YELLOWSTONE NATIONAL PARK
Much like “a teenager, curious and bold,” said Yellowstone  biologist Doug Smith, a young wolf in the national park’s Hayden Valley became fascinated by a family picnicking near the Yellowstone River. Now the Missouri family has a wild story to tell once they get home — as does, no doubt, the wolf. As the entranced animal ventured closer, the parents, Michael and Ashley VanZant, moved nearer to their 1-year-old, who was in a baby carriage, while their other children, 5 and 10, climbed the picnic table to watch. Then the unexpected happened: The wolf suddenly leaped over a log “and ran straight toward the VanZants before stopping 5 feet away,” reports the Billings Gazette. At that point, Michael said, he thought about using his .380 pistol. His wife, however, had already started throwing sticks, one of which hit the wolf, which growled. Michael then grabbed a large branch and waved it at the wolf, and the animal slowly retreated and finally ran off. “It was like he was as confused as we were for a little bit,” Michael said. “It was scary, but at the same time it was awesome.” Smith noted that the inquisitive wolf was a member of the Wapiti Pack, “the most exposed to humans of any in the world,” and one of the most well-known and photographed.

In other Yellowstone news, Newsweek reports that Jackson, Wyoming, resident Michael Daus had his own close encounter, when he watched a young bison and a grizzly bear “squaring off” near the Grand Prismatic Overlook Trail. For five minutes, Daud recorded their battle on his iPhone. First, the juvenile bison charged the bear. Undeterred, the grizzly attacked it and dragged it down, killing it on the banks of a river. The bison was likely just a few months old, but apparently the bear did not ask to see its ID.

WYOMING
Hats off to Jackson, Wyoming, which recently celebrated the 100th anniversary of the town’s “petticoat rulers,” who governed from 1920 to 1923. A century ago, Jackson was notorious as a lawless settlement and refuge for criminals, so its choice of a “lady-led” government made the national press. Especially newsworthy was the appointment of 5-foot-tall Pearl Williams as marshal, in large part because she owned a horse, reports Atlas Obscura. Williams told the Jackson Hole Courier in 1921 that she anticipated no problems as “she killed three men and buried them herself, and she hasn’t had no trouble with anybody since.” Her main task wasn’t corralling ornery outlaws so much as kicking out the cattle and pigs that were fouling the town square. During her three years as boss, Mayor Grace Miller and her team whipped the town into shape, collecting past-due taxes and putting Jackson in the black, grading streets, installing electric lights and buying land for a cemetery. Yet these days, reports the Center for American Women and politics, Wyoming ranks 48th in the nation for female representation in the state Legislature, a reminder, perhaps, that “momentum is never guaranteed.”

ALASKA
Most of us would consider it unsporting to bait bears — or anything else — with doughnuts saturated with bacon grease. Such “hunting” amounts to shooting anything that gets into the garbage. And how many of us would seek out a winter den of hibernating black bears and their cubs, spotlight and blind them before shooting the still-groggy animals? Is it really sporting for hunters in motorboats to gun down caribou trying to swim to safety, or to blast wolves or coyotes and their just-weaned pups in their dens?

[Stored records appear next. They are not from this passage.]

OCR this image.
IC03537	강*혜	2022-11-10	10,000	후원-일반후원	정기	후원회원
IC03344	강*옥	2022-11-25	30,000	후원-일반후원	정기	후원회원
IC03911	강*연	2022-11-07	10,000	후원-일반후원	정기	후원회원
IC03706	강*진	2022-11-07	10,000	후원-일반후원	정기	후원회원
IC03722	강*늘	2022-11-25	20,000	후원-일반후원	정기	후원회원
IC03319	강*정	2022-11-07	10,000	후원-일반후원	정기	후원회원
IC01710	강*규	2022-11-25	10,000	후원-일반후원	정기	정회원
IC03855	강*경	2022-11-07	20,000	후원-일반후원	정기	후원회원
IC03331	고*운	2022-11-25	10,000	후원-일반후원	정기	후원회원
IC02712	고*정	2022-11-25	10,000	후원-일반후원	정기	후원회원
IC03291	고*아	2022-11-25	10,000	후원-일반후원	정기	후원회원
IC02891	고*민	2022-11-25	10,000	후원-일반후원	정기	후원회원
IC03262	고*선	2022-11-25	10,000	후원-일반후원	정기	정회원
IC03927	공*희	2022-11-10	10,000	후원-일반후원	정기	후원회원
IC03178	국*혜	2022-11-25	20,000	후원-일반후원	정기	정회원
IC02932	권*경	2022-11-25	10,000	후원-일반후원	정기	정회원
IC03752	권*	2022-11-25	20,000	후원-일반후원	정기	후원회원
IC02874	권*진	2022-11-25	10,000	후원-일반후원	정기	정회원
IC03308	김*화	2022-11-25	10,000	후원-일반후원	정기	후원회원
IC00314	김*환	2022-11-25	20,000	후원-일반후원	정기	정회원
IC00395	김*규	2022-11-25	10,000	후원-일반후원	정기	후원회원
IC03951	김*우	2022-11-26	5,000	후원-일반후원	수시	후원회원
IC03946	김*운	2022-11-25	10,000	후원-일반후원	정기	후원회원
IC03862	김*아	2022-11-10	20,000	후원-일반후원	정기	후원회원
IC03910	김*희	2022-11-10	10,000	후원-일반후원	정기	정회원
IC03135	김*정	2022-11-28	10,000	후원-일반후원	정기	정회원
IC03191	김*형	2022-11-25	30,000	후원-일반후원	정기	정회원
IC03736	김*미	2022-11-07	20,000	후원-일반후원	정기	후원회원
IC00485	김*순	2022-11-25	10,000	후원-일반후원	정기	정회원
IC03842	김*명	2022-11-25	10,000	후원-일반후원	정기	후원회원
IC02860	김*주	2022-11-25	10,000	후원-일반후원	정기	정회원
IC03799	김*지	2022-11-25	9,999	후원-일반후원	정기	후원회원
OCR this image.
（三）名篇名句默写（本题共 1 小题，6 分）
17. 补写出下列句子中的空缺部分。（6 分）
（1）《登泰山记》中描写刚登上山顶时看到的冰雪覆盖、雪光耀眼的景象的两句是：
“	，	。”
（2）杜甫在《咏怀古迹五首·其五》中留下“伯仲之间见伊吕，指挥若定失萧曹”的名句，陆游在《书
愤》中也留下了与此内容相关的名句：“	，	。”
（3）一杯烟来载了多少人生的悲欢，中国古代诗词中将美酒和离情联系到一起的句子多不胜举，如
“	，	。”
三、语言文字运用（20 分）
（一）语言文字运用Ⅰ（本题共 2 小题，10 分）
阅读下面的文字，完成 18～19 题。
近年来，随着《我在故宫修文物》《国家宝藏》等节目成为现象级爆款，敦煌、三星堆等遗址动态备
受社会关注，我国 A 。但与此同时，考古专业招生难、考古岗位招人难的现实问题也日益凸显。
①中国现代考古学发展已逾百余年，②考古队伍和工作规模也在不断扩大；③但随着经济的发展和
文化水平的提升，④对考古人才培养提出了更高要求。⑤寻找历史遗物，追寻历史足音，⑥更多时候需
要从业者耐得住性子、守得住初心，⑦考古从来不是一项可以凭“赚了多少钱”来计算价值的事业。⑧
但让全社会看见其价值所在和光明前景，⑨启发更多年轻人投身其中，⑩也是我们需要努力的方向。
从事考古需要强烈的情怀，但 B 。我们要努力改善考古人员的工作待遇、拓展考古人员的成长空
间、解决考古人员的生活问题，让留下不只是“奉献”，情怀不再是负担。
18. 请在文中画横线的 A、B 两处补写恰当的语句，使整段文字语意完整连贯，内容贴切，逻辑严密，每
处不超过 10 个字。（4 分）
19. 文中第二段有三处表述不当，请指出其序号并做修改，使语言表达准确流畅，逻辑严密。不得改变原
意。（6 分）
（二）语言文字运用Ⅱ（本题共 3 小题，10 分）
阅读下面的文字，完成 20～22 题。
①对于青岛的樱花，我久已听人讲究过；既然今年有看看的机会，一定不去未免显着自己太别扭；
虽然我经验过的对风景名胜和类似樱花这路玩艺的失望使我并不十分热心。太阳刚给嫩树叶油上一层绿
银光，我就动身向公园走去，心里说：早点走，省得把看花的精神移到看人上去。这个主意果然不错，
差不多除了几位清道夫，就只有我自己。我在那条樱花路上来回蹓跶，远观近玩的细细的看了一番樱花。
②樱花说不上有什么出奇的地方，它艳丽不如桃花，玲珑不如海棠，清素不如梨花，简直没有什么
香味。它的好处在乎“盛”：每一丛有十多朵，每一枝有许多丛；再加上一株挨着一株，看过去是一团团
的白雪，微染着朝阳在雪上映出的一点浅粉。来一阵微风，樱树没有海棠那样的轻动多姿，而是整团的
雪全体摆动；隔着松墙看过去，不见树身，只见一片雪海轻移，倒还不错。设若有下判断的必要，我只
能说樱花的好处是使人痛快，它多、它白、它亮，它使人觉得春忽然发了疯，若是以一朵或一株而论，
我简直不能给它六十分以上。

The Obama administration banned these kinds of “sport hunting” on federal public lands in Alaska in 2015, but someone with unusual clout succeeded in ending that policy this summer: Donald Trump Jr., an “avid hunter” according to The New York Times. Trump Jr. wanted Alaska’s permissive hunting rules to take precedence over the federal government’s, and thanks to his pull (and his dad’s), 20 million acres of Alaska’s national preserves are now vulnerable to the state’s expanded definition of hunting. Trump Jr. was joined by Safari Club International as well as Alaska Republican Sen. Dan Sullivan, who told the Guardian that the change was needed “not only as a matter of principle, but as a matter of states’ rights.” Humane Society staff attorney Laura Smythe lambasted Alaska for its support of “extremely cruel killing methods,” and Theresa Pierno, who leads the National Parks Conservation Association, added, “We have never opposed hunting, but this can hardly be considered hunting.” Let’s hope no one invites Trump Jr. to the zoo; he may not understand that it’s not a shooting gallery.